E qui, sulla copertina, c’era una foto di Lucio bambino con sua madre Jole Melotti e un’amichetta, seduti al tavolo di legno in un bar sul lungomare di Manfredonia. Sull’altro lato, sempre Manfredonia, ma questa volta era l’immagine dell’Arena Pesante, il cinema all’aperto dove imperversavano i film d'amore americani, che aiutavano la gente a tirarsi fuori dall’atmosfera cupa del dopoguerra... Difficile descrivere lo choc tra quelle immagini e le pozze d’acqua turchese di quell’altro mare!
E da questo tuffo nel passato è nato un racconto sull’adolescenza di Lucio, che all’età dello sviluppo si ricoprì di peli irsuti perché - racconta egli stesso -sua madre gli aveva fatto fare una cura per farlo diventare più alto! Si dice che le donne siano più degli uomini custodi delle memorie, e in effetti confesso che questo passato è rimasto sempre vivo nella mia mente, sotteso ad una narrazione che sfocia nella fantasia ma rimane ancorata a un sentimento forte. Tanto che conservo ancora un soprabito confezionato dalla signora Jole per mia madre con l’etichetta che porta scrìtto, sotto le due torri: «Melotti -Bologna».

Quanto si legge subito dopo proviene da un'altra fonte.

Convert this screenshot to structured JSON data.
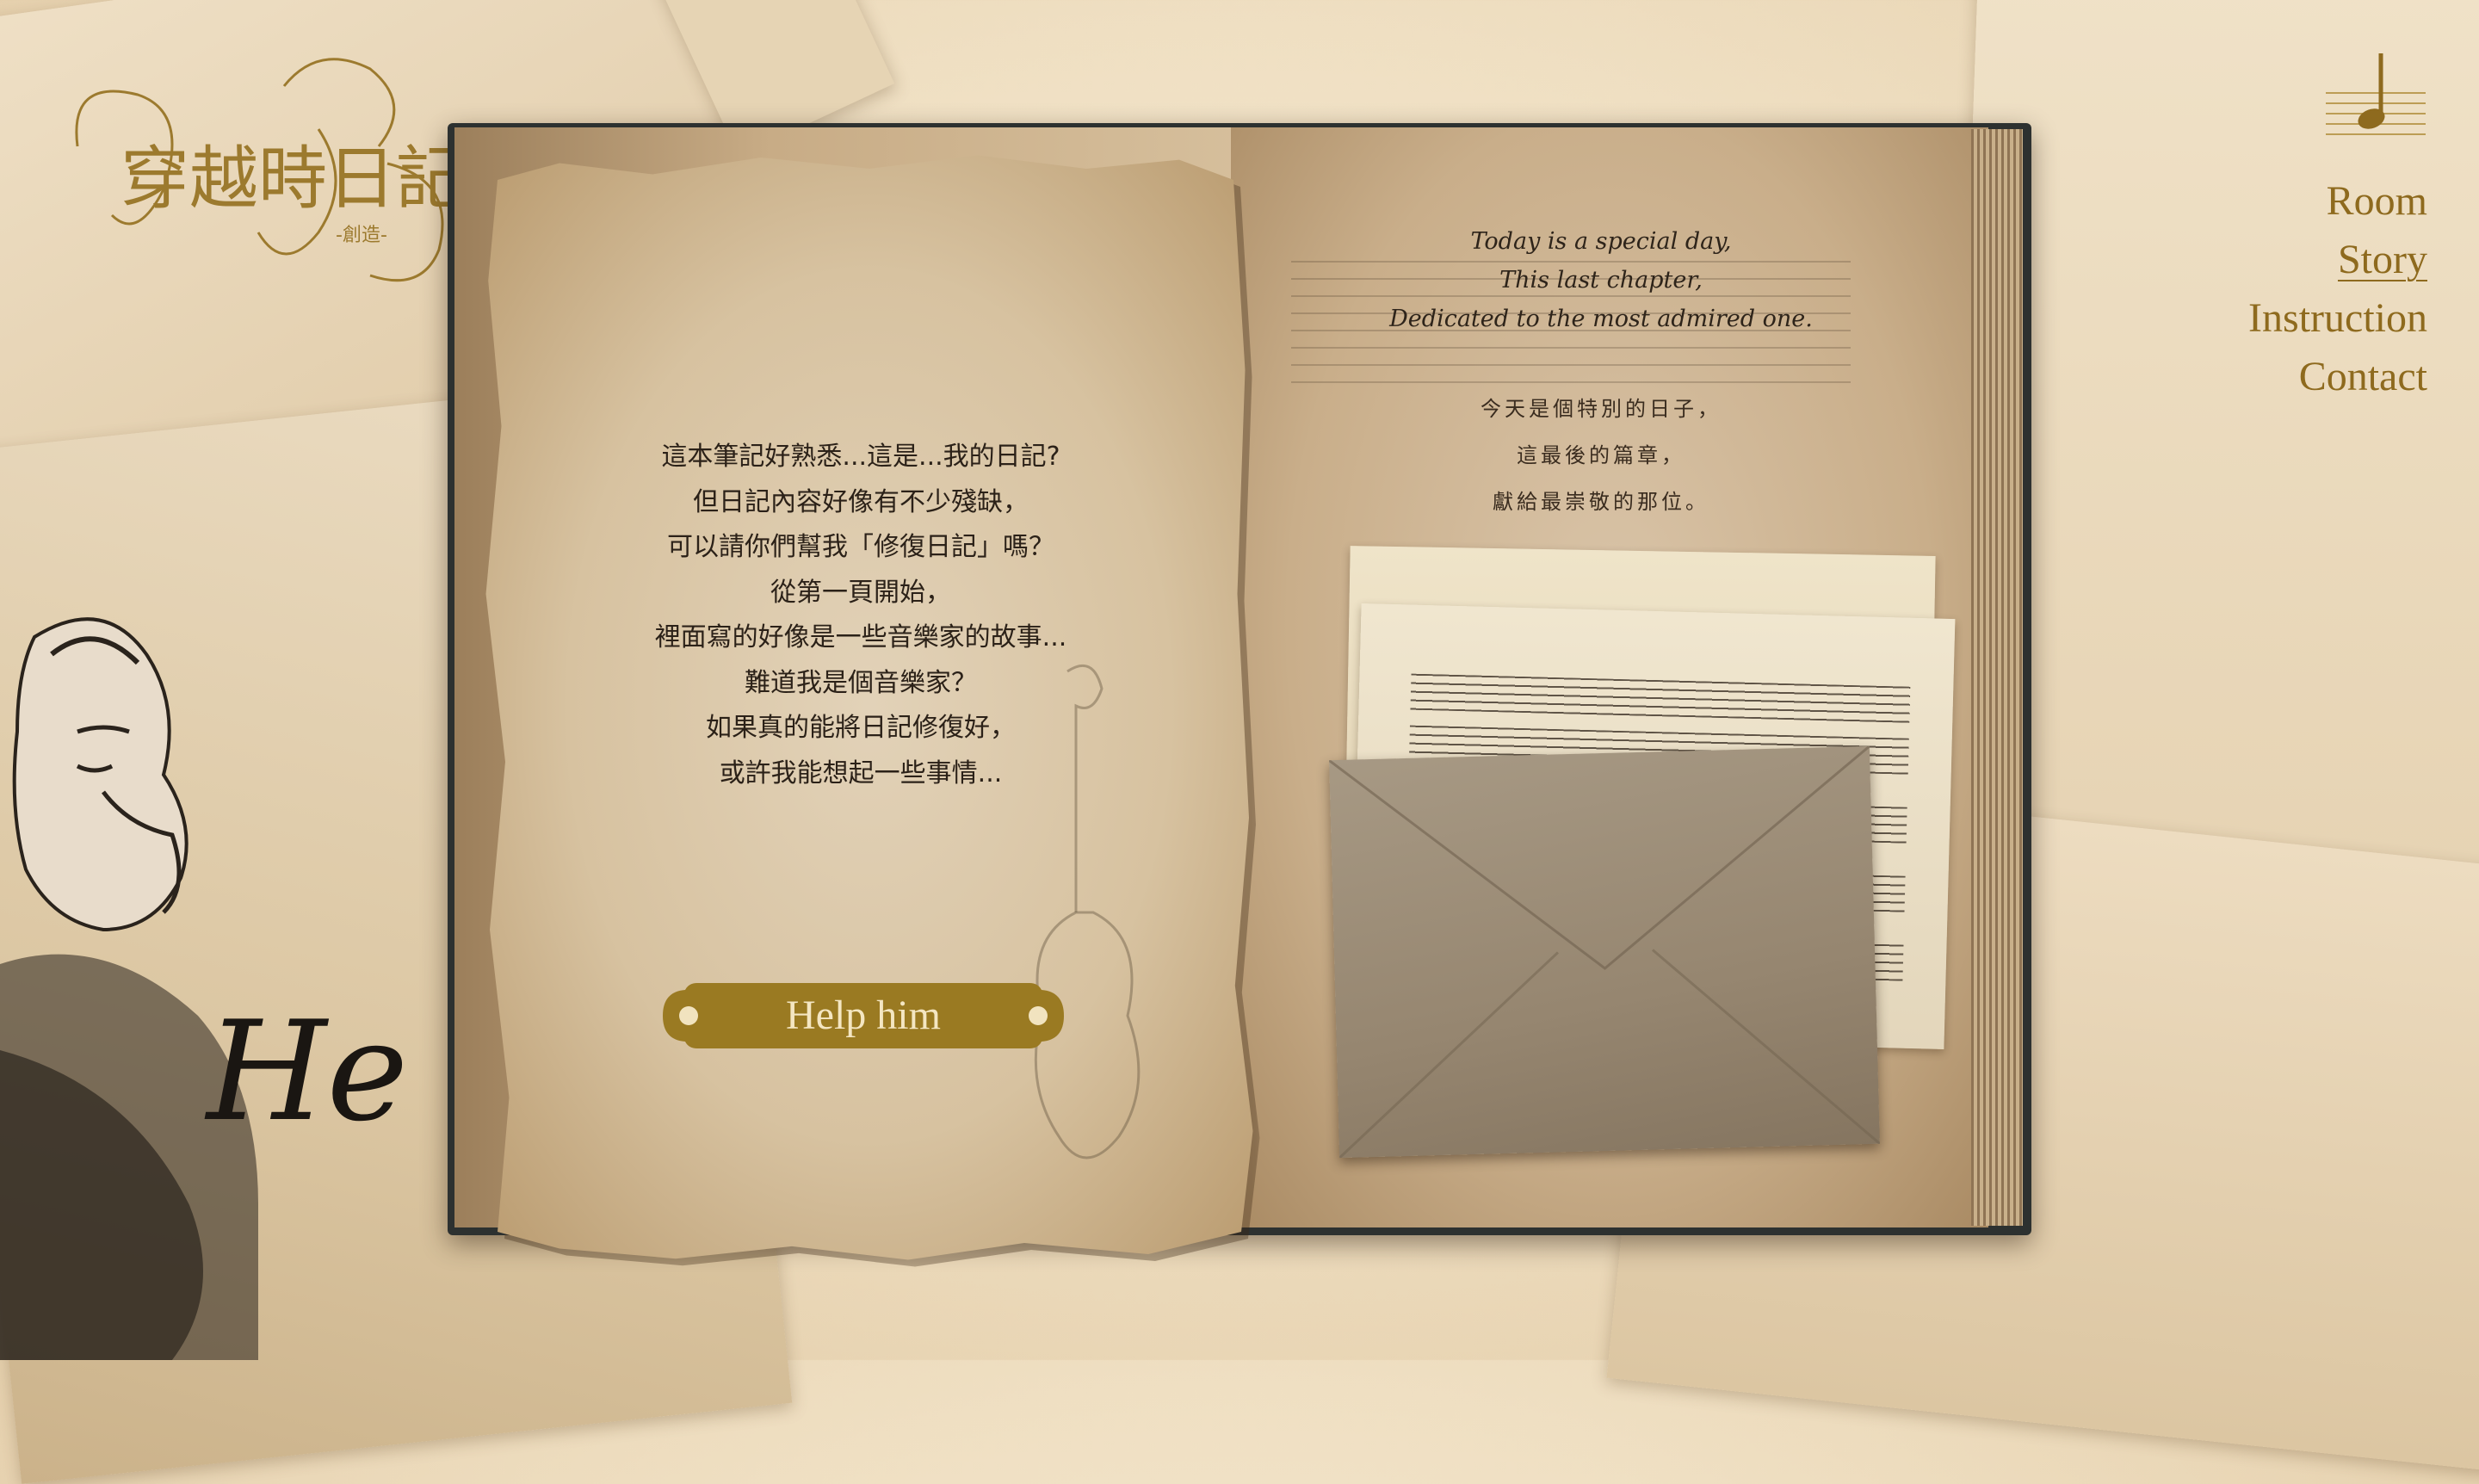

Quando quest’estate è venuto a trovarmi in Puglia l’amico fotografo torinese Alberto Spadafora, nel mostrargli le bellezze del Gargano, l’ho portato anche a vedere la casa dove Lucio veniva in vacanza con sua madre, a Manfredonia, e lui ha fotografato il portoncino con accanto ciò che resta dell’ormai distrutto cinema all’aperto.

«L'unica notte che si ricordi, 
ha detto qualcuno,
è quella della veglia, 
la notte passata in bianco.
Non si ha memoria delle notti di sonno.
Così è l'amore:
il più indimenticabile
è quello che non è mai esistito»
(Héctor Abbad Faciolince)

Lo vedeva scintillare a ritmo di musica e lasciare delle scie luminose, lì, alla sua destra, tra le mani di quel ragazzino taciturno che sulla pista da ballo si trasformava: era un cilindro da uomo interamente coperto di paillettes dorate su cui si riflettevano le luci multicolori del dancing estivo dove ogni tanto davano anche feste per bambini. Il ragazzino aveva uno smoking anch'esso intessuto di paillettes, identico al cilindro, che gli dava l'aria di un piccolo uomo, minuto, aggraziato, agile e sorridente, un Bing Crosby in miniatura. I suoi capelli castani, schiariti dal sole dell'estate, lanciavano bagliori simili a quelli dell'abito sotto la luce artificiale. Sotto il ciuffo però, gli occhi scuri e la bocca sottile sul volto olivastro gli davano un'espressione adulta e penetrante.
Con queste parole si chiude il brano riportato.